Vatican City — Pope Francis was in a “good and stable” condition Monday but was receiving antibiotics intravenously and would limit his activities for a number of days to regain strength and fight off a lung inflammation, the Vatican said. The pope, who will turn 87 on Dec. 17, revealed the inflammation on Sunday but said he would still travel later this week to Dubai to deal with the climate change conference.

Francis skipped his weekly Sunday appearance at a window overlooking St. Peter’s Square a day after the Vatican said he was affected by a light flu. Instead, Francis gave the standard noon blessing in an appearance televised live from the chapel within the Vatican hotel where he lives.

Vatican Pool Images 2023
Pope Francis, battling what he said was a lung inflammation, delivers his Sunday Angelus blessing from his residence on the Casa Santa Marta, Nov. 26, 2023, in Vatican City.

Simone Risoluti/Getty


“Brothers and sisters, blissful Sunday. Today I cannot appear on the window because I actually have this problem of inflammation of the lungs,” Francis said.

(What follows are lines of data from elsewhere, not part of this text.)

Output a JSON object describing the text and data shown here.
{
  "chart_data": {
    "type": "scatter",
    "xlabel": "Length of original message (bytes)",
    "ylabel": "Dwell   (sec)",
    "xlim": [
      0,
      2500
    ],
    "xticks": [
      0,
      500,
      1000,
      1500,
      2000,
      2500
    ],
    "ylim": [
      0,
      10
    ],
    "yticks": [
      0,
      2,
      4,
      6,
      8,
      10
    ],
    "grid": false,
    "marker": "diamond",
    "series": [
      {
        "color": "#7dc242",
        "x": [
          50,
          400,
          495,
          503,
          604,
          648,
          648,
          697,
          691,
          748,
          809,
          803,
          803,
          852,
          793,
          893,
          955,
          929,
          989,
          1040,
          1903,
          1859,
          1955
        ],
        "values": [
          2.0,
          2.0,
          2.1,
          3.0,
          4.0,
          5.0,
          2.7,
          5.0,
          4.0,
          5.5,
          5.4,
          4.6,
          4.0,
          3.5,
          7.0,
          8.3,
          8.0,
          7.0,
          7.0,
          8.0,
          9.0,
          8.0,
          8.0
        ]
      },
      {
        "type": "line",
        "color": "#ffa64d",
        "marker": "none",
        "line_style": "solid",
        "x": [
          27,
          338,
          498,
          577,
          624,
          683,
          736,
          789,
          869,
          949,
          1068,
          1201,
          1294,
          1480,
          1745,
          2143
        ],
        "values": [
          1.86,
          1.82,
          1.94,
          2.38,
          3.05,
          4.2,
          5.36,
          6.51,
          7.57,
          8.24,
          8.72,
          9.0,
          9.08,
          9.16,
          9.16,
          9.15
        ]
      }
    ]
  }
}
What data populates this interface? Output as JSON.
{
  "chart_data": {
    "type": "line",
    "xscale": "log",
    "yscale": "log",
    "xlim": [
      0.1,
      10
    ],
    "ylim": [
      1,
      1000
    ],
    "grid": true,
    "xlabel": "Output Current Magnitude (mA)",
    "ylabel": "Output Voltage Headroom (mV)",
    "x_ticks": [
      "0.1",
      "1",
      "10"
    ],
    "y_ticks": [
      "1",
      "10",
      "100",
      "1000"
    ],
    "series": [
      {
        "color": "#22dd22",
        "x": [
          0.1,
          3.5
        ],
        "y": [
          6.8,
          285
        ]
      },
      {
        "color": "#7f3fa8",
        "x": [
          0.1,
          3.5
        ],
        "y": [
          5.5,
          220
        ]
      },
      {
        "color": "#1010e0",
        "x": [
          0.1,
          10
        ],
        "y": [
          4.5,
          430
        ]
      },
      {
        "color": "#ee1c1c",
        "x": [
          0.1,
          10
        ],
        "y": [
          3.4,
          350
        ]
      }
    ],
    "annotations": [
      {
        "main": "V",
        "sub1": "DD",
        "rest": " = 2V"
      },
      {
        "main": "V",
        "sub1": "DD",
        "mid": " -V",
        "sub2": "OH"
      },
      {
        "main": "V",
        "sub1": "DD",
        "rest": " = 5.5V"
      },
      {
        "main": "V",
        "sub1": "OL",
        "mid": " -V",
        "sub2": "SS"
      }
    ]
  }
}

The pontiff added that a priest, sitting beside him, would read out his day’s reflections for him.

In those comments, Francis said he was going to the United Arab Emirates for the COP28 gathering on climate change and that he would deliver his speech, as scheduled, on Saturday to the participants.

“Besides war, our world is threatened by one other great peril, that of climate change, which puts in danger life on Earth, especially for future generations,” the pontiff said within the words read by the priest.

“I thank all who will accompany this voyage with prayer and with the commitment to take to heart the safeguarding of the common house,” the pontiff said, using his term for Earth.

Not immediately explained was the discrepancy between the pope saying he has lung inflammation and the Vatican saying a day earlier that Francis had a CT scan at a Rome hospital “to exclude the chance of pulmonary complications” and that the exam was negative.

In the spring of this yr, Francis was hospitalized for 3 days for what he later said was pneumonia and what the Vatican described as a case of bronchitis necessitating treatment with intravenous antibiotics.

In June he spent one other nine days in a hospital for surgery to have a hernia repaired and take away painful scarring.

This weekend has been very windy and unusually chilly for late autumn in Rome.

The pontiff’s voice dipped low, and at times he seemed almost breathless in his transient introductory remarks explaining why he didn’t make the window appearance, and at the tip when he added his usual request to “do not forget to wish for me.”